Adapter un cours de yoga aux personnes rondes… pourquoi faire ? C’est ce que nous allons voir dans cet article !

Une société grossophobe

Faut-il rappeler que la racine du mot Yoga est le terme sanskrit « Yuj », le joug qui relie deux parties opposées, le bœuf et l’attelage ? Arnaud Desjardins le traduit par « la réconciliation des opposés » (1).

Cet art de vivre né en Inde, il y a plus de 5000 ans, a conquis nos cœurs d’occidents bien plus récemment, au XXème siècle.

Ce même XXème siècle qui a vu naître ce que les professionnels de santé qualifient d’épidémie. Non, je ne parle pas du Covid mais de l’obésité !

L’obésité qui se définit par une accumulation excessive de masse grasse dans le corps.

Aujourd’hui, elle touche 17% des Français. D’ici 2030, ce sera un Français sur huit. (2)

Sachant que la moitié de la population européenne est déjà en situation de surpoids.

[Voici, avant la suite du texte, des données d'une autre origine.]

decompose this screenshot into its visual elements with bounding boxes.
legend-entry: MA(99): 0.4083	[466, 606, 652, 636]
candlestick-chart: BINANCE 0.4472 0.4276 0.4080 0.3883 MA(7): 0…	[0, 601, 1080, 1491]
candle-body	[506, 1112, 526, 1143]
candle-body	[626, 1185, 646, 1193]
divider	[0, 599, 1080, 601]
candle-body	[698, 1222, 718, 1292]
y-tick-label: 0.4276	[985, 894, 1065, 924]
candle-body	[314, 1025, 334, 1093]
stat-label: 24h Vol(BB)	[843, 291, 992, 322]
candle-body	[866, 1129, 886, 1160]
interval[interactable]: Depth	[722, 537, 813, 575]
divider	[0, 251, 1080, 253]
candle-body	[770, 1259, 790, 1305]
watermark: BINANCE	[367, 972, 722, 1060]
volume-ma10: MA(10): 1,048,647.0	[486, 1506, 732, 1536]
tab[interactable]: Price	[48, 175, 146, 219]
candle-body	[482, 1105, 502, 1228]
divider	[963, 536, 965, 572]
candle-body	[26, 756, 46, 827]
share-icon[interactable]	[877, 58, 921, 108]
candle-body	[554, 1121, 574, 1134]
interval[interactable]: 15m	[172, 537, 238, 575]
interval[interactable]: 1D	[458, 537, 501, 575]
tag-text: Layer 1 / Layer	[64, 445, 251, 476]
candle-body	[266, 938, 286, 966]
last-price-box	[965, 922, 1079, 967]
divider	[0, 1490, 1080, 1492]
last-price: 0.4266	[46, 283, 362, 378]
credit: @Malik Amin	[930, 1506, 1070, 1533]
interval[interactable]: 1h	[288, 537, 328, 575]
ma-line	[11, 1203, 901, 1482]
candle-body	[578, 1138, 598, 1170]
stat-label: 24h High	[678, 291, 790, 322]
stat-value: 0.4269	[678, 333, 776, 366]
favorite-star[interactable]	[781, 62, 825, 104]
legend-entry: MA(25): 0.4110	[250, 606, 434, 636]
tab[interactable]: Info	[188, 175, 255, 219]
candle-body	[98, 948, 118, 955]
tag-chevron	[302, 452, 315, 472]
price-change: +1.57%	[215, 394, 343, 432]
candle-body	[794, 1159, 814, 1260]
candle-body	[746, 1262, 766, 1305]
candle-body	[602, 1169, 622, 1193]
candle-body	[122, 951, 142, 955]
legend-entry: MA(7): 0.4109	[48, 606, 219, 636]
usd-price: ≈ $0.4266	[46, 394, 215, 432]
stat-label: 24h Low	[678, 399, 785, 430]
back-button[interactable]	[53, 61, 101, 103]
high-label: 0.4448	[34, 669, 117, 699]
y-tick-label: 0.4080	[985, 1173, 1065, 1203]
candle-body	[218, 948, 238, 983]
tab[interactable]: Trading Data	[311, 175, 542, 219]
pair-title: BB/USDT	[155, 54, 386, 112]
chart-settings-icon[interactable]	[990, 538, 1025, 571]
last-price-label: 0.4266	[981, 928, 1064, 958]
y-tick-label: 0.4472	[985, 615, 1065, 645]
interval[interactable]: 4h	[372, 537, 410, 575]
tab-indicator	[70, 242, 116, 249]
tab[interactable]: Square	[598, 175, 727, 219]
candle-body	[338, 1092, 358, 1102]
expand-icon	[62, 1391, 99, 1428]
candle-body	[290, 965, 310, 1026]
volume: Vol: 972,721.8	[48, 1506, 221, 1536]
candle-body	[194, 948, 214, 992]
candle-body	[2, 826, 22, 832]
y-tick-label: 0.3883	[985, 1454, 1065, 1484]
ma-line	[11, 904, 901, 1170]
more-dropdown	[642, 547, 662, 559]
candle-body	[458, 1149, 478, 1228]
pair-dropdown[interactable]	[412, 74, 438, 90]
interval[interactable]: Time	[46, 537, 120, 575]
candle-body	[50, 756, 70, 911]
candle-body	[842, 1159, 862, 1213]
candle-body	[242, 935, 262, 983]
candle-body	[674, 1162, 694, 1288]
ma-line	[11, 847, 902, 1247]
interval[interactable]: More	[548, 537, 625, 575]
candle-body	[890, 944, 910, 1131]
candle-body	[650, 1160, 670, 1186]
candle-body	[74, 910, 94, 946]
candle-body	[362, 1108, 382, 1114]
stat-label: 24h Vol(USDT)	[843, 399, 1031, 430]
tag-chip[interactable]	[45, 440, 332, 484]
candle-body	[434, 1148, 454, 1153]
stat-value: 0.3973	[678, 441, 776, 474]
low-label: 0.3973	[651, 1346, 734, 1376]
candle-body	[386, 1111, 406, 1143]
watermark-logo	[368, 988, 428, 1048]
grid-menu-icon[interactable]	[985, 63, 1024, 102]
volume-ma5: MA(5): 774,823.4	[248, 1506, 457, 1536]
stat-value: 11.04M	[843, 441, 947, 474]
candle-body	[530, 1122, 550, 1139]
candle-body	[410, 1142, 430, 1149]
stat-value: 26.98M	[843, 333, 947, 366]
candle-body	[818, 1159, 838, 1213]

Le surpoids est défini par l’Indice de Masse Corporelle (IMC), le rapport entre le poids et la taille au carré. Un IMC « normal » se situe entre 20 et 25. Le surpoids commence à partir de 25, puis à partir de 30 on parle d’obésité.

J’aimerais soulever deux points par rapport à ces données.

Le problème des définitions

Le premier est l’utilisation du terme « surpoids ». On voit tout de suite qu’il implique l’idée de maigrir ! Pourtant, c’est le terme communément utilisé dans le monde médical. Si ça me choque, c’est parce que à force de recherches, j’ai appris que le surpoids en lui-seul n’est pas un facteur de mauvaise santé. (Je ne parle pas d’obésité, c’est un autre débat : lire l’article qui résume le livre « La Vérité sur l’obésité »).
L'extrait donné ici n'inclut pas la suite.